Ce texte est entré en vigueur en 2005. Il permet à l'époux qui subit le divorce ( divorce pour altération définitive du lien conjugal- divorce au bout de deux ans de séparation) ou qui obtient le prononcé du divorce pour faute aux torts exclusif de son époux (se) de solliciter des dommages et intérêts en réparation des conséquences d'une particulière gravité qu'il subit du fait de la dissolution du mariage.

Quelles sont ces conséquences d'une particulière gravité ?

La Cour de cassation apporte des précisions.

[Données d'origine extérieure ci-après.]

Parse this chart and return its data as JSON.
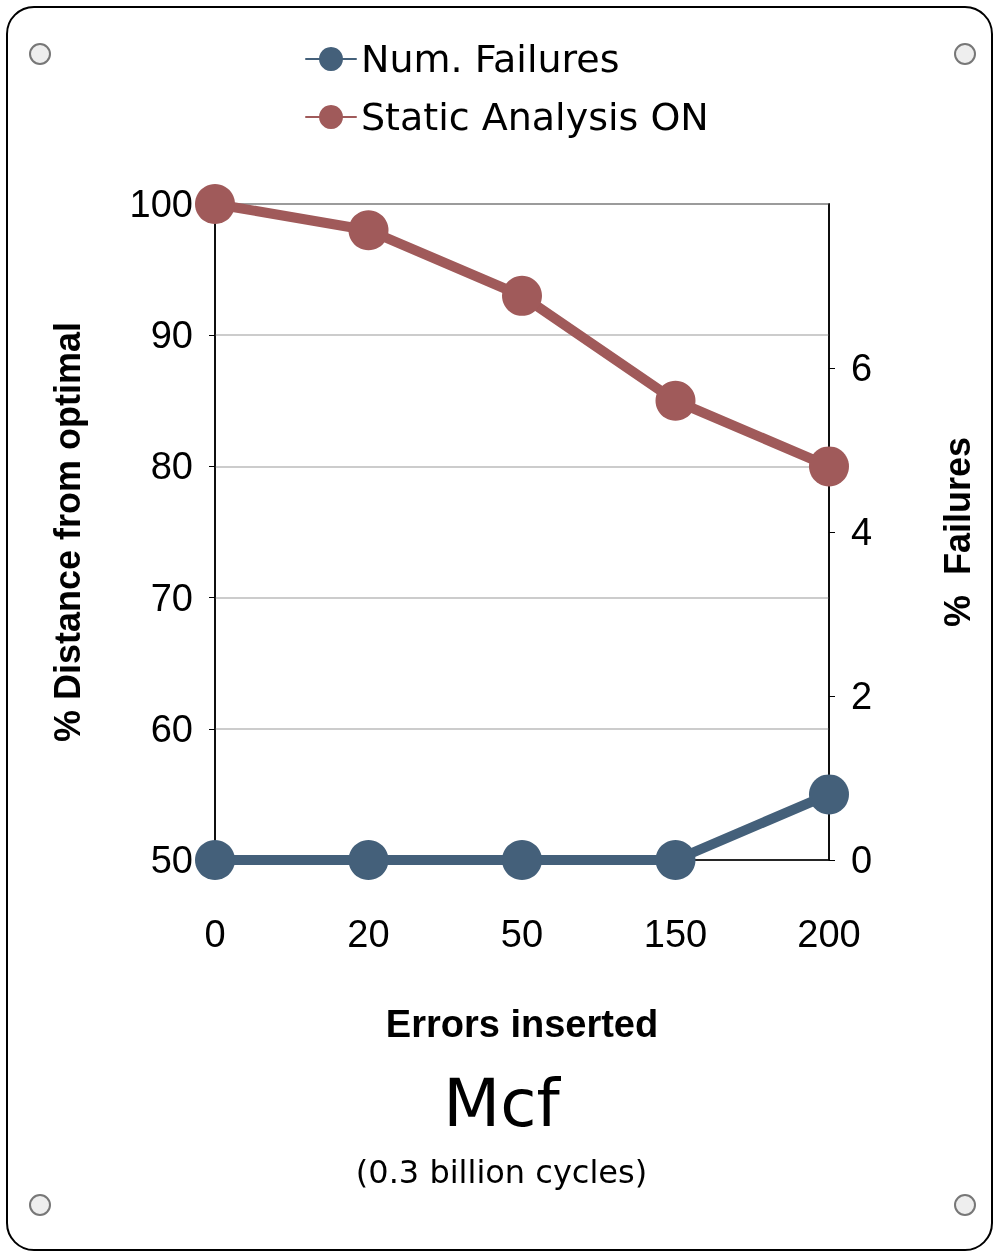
{
  "chart_data": {
    "type": "line",
    "title": "Mcf",
    "subtitle": "(0.3 billion cycles)",
    "xlabel": "Errors inserted",
    "ylabel": "% Distance from optimal",
    "y2label": "%  Failures",
    "categories": [
      "0",
      "20",
      "50",
      "150",
      "200"
    ],
    "series": [
      {
        "name": "Num. Failures",
        "color": "#44607a",
        "values": [
          0,
          0,
          0,
          0,
          0.8
        ],
        "axis": "y2"
      },
      {
        "name": "Static Analysis ON",
        "color": "#a05a5a",
        "values": [
          100,
          98,
          93,
          85,
          80
        ]
      }
    ],
    "ylim": [
      50,
      100
    ],
    "yticks": [
      50,
      60,
      70,
      80,
      90,
      100
    ],
    "y2lim": [
      0,
      8
    ],
    "y2ticks": [
      0,
      2,
      4,
      6
    ],
    "grid": "y",
    "legend": "top",
    "marker": "circle",
    "line_style": "solid"
  }
}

Elle considère qu'une épouse qui obtient le divorce aux torts exclusifs de son mari après 39 ans de mariage, dans des conditions difficiles ( il a recherché une nouvelle compagne) n'apporte pas assez d'élements pour caractériser les conséquences d'une particulière gravité subies du fait de la dissolution du mariage.

Ce texte est donc d'application difficile.

Cass. civ. 1, 1er juillet 2009, n° 08-17.825

Contact: cabinet@michelebaueravocate.com 100,Cours de Verdun 33000 BORDEAUX tél 05 47 74 51 50

* L'article 270 est relatif à la prestation compensatoire et le deuxième alinéa de ce texte dispose: "Toutefois, le juge peut refuser d'accorder une telle prestation si l'équité le commande, soit en considération des critères prévus à l'article 271, soit lorsque le divorce est prononcé aux torts exclusifs de l'époux qui demande le bénéfice de cette prestation, au regard des circonstances particulières de la rupture."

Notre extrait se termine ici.